Clovers trial seeks to determine which IV fluids, vasopressors combo works best to curb sepsis

TUESDAY, Sept. 25, 2018 (HealthDay News) — A major non-profit advocacy group is asking that a large government trial comparing treatments for sepsis be shut down.

The trial, called Clovers, “places seriously ill patients at risk without the possibility of gaining information that can provide benefits either to the subjects or to future patients,” according to an analysis of the trial by investigators at the U.S. National Institutes of Health Clinical Center in Bethesda, Md. And in a letter sent to the federal Office for Human Research Protection, advocacy group Public Citizen compared the study to “an experiment that would be conducted on laboratory animals,” The New York Times reported.

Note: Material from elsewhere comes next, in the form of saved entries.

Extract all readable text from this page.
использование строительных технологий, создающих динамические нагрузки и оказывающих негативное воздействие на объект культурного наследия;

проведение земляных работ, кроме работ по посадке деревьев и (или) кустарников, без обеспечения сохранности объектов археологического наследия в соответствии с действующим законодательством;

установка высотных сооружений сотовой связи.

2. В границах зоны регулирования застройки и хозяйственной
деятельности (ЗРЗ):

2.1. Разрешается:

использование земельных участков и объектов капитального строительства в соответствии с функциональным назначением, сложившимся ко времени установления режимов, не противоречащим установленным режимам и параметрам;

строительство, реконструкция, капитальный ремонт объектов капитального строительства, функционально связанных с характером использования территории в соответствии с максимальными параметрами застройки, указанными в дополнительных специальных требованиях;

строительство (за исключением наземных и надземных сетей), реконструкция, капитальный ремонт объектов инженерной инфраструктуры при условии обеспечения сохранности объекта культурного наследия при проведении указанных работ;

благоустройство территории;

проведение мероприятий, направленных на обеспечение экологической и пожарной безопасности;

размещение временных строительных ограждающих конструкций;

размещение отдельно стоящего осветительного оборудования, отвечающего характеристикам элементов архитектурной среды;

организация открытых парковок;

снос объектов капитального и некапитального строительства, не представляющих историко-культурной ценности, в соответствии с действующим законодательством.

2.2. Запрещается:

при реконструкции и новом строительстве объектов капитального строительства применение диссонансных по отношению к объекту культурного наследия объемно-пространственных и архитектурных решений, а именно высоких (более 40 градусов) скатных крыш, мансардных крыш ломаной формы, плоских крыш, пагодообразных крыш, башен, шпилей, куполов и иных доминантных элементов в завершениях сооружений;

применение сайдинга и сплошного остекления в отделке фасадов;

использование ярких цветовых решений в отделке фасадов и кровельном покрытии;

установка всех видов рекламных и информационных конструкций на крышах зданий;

“The human subjects of the Clovers trial, as designed and currently conducted, are unwitting guinea pigs in a physiology experiment,” Public Citizens’ Michael Carome, M.D., and Sidney Wolfe, M.D., wrote in their letter. The Clovers trial began in March and is funded by the NIH. It is moving forward and hopes to enroll 2,320 patients from 44 hospitals nationwide.

The Clovers trial seeks to determine which one of two therapeutic options — limiting fluids and starting vasopressors, or adding intravenous fluids and holding off on drug therapy — works best to curb sepsis.